A federação União Progressista, que reúne União Brasil e Progressistas, entrou em rota de colisão consigo mesma no Ceará às vésperas do fim do prazo das convenções para a eleição estadual de 2026. No último domingo, o diretório estadual da federação, presidido pelo ex-deputado Capitão Wagner, aprovou o apoio à candidatura de Ciro Gomes, do PSDB, ao governo do estado. A chapa lançou o ex-prefeito de Fortaleza Roberto Cláudio como vice e o próprio Wagner como candidato ao Senado. No mesmo prédio, porém, em convenções separadas, os dois partidos que compõem a federação tomaram a decisão oposta: declararam apoio à reeleição do governador Elmano de Freitas, do PT, candidato apoiado pelo presidente Lula.

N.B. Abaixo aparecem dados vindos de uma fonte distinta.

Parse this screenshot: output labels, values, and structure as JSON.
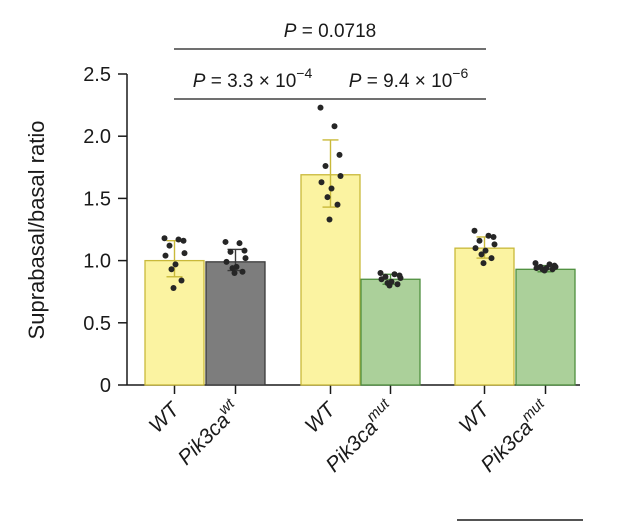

A cobertura de centro relatou a mecânica do impasse com detalhe. As legendas estaduais, comandadas pelos deputados federais Moses Rodrigues, do União Brasil, e AJ Albuquerque, do Progressistas, ambos próximos do senador Camilo Santana e alinhados ao governo estadual, acionaram o Tribunal Regional Eleitoral do Ceará para anular a convenção da federação. O motivo é concreto e vai além do simbolismo: quem controla a federação administra o fundo partidário e o tempo de rádio e televisão que as siglas teriam na campanha. Os veículos de centro explicaram que federações, diferentemente das coligações, obrigam os partidos a atuar como um único ente por pelo menos quatro anos, o que coloca esses recursos sob a tutela da convenção estadual, hoje nas mãos de um adversário do governador.

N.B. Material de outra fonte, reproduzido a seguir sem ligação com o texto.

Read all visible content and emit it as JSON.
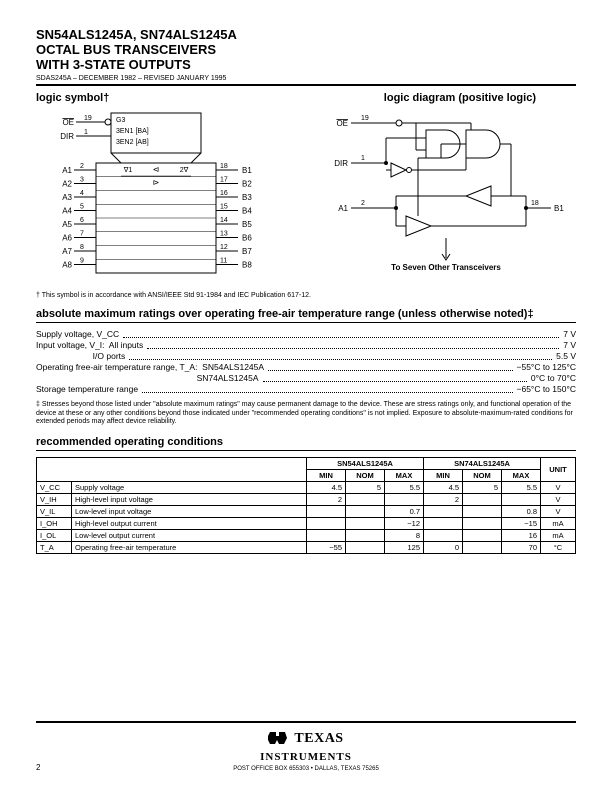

O capítulo mais recente foi a manifestação da direção nacional da federação, apresentada por Wagner. O documento, assinado pelo presidente nacional do União Brasil, Antônio Rueda, e pelo presidente do PP, o senador Ciro Nogueira, ratifica que a convenção estadual é a instância soberana para definir a posição no pleito, com prevalência sobre as decisões individuais dos partidos federados. A cobertura de centro destacou a ironia da situação: os dirigentes nacionais que respaldaram o apoio a Ciro são justamente os chefes partidários dos deputados estaduais que foram à Justiça pedir o contrário.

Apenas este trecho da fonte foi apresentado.